Grâce à leur témoignage, Chen Yonglin et Hao Fengjun espèrent aider leur pays. Ils rappellent à l’attention des Chinois que l’expression de la propagande d’Etat, « Aimer le parti c’est aimer le pays ; le Parti c’est la Chine » manipule le sentiment patriotique des Chinois pour stabiliser un régime qui ne pourra jamais représenter la Chine, et qui ne sera au final qu’une parenthèse malheureuse dans son histoire.

Vague de démissions au sein du PCC

Lors d’une rencontre chez Reporters sans frontières, Hao a dit que peu après la publication de la série éditoriale « Neuf commentaires sur le Parti communiste » par le journal Dajiyuan en novembre 2004, le système de police et celui de la protection et de la sécurité d’état du régime ont fait une conférence nationale à Shenzhen. L’objectif de cette conférence était de renforcer leur lutte contre Dajiyuan (version chinoise de La Grande Époque) et d’autres médias hors du contrôle du régime.
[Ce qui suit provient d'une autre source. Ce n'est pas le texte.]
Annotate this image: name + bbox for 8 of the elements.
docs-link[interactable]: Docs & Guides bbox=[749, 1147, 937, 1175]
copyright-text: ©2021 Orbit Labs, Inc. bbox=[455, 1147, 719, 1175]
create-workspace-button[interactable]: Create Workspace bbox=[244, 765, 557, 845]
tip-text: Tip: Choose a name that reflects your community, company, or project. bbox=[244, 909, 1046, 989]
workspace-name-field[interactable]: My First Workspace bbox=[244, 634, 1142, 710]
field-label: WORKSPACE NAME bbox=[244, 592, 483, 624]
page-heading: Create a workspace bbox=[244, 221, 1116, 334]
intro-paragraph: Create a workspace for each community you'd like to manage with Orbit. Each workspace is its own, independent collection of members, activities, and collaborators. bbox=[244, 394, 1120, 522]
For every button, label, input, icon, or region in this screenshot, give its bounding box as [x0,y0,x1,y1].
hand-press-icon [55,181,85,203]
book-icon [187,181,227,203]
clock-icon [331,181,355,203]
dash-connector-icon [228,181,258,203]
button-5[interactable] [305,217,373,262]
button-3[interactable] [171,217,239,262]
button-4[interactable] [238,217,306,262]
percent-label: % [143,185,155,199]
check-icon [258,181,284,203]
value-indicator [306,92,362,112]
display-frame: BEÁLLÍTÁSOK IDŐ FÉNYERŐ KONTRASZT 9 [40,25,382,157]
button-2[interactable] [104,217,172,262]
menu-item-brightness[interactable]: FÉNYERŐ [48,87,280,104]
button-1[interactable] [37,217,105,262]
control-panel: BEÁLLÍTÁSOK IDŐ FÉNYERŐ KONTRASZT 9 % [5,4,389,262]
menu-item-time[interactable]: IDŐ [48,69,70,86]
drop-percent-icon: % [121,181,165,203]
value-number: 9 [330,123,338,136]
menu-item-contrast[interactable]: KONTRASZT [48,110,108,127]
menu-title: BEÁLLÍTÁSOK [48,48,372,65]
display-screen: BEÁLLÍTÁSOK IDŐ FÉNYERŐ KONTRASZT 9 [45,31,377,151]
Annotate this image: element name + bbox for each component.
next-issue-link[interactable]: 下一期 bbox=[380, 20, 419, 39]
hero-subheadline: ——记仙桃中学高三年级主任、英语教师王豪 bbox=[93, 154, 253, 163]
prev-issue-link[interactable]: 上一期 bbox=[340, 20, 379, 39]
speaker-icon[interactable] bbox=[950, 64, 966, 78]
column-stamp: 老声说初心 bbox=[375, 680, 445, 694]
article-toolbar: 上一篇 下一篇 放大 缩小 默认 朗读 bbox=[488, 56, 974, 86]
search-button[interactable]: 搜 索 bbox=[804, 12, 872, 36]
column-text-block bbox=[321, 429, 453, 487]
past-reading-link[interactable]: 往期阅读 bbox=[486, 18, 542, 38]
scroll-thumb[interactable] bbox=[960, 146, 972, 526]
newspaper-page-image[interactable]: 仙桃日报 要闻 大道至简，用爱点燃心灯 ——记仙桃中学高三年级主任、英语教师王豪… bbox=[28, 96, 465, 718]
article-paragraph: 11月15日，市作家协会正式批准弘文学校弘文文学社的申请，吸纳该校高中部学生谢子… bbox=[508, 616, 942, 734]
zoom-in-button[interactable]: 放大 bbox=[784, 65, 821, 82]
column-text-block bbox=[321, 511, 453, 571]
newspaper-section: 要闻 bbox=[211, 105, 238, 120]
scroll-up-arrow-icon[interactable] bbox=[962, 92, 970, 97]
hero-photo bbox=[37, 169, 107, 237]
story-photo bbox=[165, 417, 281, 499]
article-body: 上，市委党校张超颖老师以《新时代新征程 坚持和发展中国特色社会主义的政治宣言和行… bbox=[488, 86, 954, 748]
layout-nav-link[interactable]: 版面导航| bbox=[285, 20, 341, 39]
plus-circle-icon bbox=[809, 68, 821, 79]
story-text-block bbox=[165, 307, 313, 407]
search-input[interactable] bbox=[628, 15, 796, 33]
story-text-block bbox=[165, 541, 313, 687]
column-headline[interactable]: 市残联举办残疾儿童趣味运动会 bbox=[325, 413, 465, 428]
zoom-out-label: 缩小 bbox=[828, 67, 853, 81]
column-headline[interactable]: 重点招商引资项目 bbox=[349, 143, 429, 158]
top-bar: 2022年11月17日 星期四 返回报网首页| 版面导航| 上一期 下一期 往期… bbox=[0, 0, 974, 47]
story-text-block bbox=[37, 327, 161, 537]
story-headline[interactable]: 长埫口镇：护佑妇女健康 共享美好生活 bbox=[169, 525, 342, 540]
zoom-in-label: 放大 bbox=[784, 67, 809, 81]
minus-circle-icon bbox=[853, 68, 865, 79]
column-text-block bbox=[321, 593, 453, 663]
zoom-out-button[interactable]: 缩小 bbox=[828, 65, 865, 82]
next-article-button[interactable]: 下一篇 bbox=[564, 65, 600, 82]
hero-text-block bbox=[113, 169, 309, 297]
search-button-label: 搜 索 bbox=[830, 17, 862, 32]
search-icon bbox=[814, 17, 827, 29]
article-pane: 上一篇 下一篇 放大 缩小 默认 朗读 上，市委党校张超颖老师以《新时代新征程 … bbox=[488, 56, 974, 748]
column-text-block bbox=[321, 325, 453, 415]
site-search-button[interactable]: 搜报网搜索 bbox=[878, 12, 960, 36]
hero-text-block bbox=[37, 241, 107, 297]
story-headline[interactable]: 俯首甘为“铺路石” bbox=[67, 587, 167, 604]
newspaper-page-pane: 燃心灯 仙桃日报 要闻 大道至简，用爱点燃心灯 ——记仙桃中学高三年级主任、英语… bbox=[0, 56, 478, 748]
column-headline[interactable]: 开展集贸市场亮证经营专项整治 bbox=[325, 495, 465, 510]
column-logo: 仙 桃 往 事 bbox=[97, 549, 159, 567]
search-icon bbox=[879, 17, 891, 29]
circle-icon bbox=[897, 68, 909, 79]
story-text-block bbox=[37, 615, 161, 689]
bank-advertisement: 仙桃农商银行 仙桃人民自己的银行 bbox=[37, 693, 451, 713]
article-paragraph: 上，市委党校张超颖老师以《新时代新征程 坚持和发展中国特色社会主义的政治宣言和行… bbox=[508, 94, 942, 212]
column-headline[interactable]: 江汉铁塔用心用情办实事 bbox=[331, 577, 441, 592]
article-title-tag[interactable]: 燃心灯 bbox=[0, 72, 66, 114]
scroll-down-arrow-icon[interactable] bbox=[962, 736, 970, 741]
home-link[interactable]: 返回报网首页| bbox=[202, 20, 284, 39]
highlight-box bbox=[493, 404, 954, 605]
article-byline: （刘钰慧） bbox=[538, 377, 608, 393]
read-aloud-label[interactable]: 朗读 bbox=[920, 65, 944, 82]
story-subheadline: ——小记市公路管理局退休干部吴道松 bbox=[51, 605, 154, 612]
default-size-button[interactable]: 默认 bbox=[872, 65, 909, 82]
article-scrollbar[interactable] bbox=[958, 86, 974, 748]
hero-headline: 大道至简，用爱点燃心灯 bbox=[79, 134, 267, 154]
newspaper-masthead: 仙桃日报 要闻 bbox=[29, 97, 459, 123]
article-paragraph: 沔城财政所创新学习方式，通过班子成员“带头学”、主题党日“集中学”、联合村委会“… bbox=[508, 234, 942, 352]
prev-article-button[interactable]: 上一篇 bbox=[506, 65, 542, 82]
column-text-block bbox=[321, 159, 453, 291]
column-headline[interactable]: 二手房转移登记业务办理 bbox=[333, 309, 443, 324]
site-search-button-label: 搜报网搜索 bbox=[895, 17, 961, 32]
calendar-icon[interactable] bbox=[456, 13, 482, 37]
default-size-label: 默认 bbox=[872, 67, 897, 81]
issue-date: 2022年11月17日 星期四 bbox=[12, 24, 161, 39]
Selon Hao Fengjun, grâce à ces « Neuf commentaires », d’innombrables chinois connaissent la vraie nature du PCC et ont déclaré sur Internet leur démission du Parti. Mais les représailles sont lourdes. Dans sa ville de Tianjin, de novembre 2004 à février 2005 lorsqu’il a quitté son poste de police, chaque jour les cyberpoliciers faisaient arrêter en moyenne 20 à 30 personnes ayant déclaré leur démission du PCC.

Aujourd’hui, 5,3 millions de chinois ont déclaré leur démission du Parti, ce qui plonge ce dernier dans une crise sans précédent. Le rêve d’une Chine sans Parti communiste prend forme. Lors d’une rencontre à l’Assemblée nationale, Chen Yonglin a dit que de nombreux chinois souhaitent que les Jeux Olympiques 2008 de Pékin soient organisés par un gouvernement chinois démocratique.